En persona George Cukor era modesto pero molesto, con un ingenio mordaz y muy generoso. Muchas de esas características personales se hicieron su marca de fábrica como director. Corto pero nada perezoso y miope y femenino había algo formidable en él —quizás su parecido con Selznick no era porque fueran judíos. Creo más bien que tenía que ver con su extraña boca, que le daba el aspecto de un Carlos Quinto de Hollywood: un emperador capaz de sobrevivir sus pompas fúnebres. Pero se podía ver en su perfil prognato la voluntad de mandar de un director —dictadores, grandes y pequeños, todos.

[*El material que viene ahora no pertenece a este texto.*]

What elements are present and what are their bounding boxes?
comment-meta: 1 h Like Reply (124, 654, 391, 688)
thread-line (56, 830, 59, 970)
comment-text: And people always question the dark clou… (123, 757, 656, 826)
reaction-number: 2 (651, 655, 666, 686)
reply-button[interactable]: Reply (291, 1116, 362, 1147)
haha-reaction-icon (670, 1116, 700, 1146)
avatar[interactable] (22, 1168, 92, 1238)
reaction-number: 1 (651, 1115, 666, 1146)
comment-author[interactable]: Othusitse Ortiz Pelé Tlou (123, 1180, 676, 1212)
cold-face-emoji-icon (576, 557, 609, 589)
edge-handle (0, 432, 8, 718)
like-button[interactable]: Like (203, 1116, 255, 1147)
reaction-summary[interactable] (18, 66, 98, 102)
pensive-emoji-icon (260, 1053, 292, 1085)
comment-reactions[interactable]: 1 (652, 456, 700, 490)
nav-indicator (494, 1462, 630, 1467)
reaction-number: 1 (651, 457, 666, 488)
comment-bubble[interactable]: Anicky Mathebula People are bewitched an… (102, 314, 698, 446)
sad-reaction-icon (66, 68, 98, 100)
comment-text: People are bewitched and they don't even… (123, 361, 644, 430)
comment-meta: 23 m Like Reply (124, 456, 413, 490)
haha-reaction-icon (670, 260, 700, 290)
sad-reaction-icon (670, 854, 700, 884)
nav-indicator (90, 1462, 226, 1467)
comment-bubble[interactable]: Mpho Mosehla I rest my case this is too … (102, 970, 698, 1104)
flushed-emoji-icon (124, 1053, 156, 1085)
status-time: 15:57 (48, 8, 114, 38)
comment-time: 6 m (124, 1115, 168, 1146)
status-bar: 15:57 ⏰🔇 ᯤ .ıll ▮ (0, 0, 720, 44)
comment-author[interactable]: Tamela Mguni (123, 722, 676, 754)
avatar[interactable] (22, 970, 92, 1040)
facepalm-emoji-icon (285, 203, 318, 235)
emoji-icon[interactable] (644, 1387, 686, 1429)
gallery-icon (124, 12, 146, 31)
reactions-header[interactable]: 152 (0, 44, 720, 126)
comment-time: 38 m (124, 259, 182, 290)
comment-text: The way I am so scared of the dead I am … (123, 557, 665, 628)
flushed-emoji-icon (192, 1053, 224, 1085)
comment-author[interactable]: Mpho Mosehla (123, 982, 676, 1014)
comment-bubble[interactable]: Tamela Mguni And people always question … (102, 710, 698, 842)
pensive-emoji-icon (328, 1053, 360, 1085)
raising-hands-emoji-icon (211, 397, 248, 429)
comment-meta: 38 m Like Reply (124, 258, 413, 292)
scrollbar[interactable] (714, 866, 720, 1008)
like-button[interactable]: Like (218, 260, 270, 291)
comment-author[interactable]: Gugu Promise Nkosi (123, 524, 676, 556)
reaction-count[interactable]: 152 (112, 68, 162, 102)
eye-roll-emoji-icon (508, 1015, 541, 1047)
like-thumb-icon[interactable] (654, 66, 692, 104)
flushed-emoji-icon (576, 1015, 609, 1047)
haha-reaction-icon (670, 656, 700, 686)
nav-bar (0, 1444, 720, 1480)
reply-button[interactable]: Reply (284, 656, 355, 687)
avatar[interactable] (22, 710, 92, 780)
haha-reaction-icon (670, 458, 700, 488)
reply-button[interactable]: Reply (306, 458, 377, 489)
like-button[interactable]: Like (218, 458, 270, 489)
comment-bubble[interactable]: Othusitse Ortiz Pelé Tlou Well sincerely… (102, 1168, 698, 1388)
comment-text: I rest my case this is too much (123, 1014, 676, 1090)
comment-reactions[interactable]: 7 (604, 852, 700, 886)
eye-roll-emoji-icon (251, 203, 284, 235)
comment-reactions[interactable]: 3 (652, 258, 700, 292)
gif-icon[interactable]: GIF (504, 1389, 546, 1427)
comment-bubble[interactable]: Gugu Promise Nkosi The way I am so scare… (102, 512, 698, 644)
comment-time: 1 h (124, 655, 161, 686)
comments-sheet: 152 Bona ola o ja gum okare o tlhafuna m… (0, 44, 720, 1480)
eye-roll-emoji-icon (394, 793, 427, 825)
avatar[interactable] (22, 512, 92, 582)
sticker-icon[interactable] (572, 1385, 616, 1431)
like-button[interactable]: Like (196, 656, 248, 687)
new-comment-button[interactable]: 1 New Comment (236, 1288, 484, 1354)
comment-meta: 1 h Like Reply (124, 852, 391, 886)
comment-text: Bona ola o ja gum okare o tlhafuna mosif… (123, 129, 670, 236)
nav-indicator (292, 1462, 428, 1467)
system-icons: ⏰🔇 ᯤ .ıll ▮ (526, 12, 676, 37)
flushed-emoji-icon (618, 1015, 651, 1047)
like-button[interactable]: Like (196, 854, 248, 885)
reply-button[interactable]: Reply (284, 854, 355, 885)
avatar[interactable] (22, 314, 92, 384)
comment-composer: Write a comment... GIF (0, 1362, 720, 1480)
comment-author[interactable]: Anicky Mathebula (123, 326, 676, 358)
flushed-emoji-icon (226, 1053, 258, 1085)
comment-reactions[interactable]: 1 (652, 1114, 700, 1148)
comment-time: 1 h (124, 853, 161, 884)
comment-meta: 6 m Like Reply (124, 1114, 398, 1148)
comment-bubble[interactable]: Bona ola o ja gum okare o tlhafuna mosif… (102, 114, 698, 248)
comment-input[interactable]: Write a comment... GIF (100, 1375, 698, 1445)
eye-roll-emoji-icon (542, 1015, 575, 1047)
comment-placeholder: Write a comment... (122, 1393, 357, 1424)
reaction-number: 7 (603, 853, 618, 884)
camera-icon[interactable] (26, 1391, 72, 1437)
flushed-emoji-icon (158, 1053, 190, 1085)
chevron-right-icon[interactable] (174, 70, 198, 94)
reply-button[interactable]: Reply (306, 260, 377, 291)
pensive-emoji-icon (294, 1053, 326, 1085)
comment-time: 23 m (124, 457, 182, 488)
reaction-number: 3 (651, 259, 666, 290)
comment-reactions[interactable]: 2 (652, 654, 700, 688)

Lo conocí en 1970 en Hollywood y lo volví a ver en 1980, cuando dirigía una secuencia de su última película,
Ricas y famosas
(título que le venía tan bien) en el vestíbulo del hotel Algonquin en Nueva York. Durmió todo el tiempo en su esquina favorita —soñando tal vez con otro proyecto querido que nunca llegó a hacer. Era su unción
in extremis
. O la senilidad en el lugar que antes ocupaba la creación. Los directores viejos nunca mueren: simplemente hacen, como al terminar la película, un
fade-out
—que quiere decir cierra en negro.

«Yo tengo un amigo muerto

que suele venirme a ver.»

JOSÉ MARTÍ

Retrato del artista como coleccionista

Conocí a John Kobal en un cine. Ocurrió en 1971 cuando Miriam Gómez y yo fuimos a una proyección privada de
Tres camaradas
en el National Film Theatre. Nos invitó el difunto Carlos Clarens, fanático del cine y crítico que conocí en La Habana en 1954 a través de Néstor Almendros. Dije fanático del cine primero y luego crítico porque es lo que habíamos sido, lo que éramos.

John era un hombre muy alto (de más de dos metros) y bien parecido, tanto que pensé que era un actor americano. En realidad había sido actor y era canadiense y su verdadero nombre era Ivan Kabaoly. Estos datos, junto con su edad, los ocultaba John celosamente. Cuando niño su familia había emigrado a Canadá y ahora vivía en Londres. Era de veras un extranjero en todas partes o, si se prefiere, un cosmopolita. Carlos Clarens era ya su amigo y los cuatro éramos ahora cuatro emigrados que cruzaban el puente de Waterloo, siempre llamado por nosotros
El puente de Waterloo
, en recuerdo de Vivien Leigh que hacía la calle y moría en el puente. John, Carlos y yo éramos presa de la fiebre del film, siempre llamado película. Poco después John se hizo rico con el cine.

Siempre insomne, John solía pasar las noches jugando un juego de cartas postales al arrojar de la cama fotos de sus estrellas favoritas para ver quién caía encima de quién. Unas veces Joan Crawford tapaba a Bette Davis, otras veces Bette Davis cubría a Hedy Lamarr (a quien John consideraba la mujer más bella del cine) y otras veces todavía venía arriba Margaret Sullavan, que era una de sus favoritas. Todas eran sus favoritas y las había conocido a todas en el cine, en persona, y en personaje de fotografía.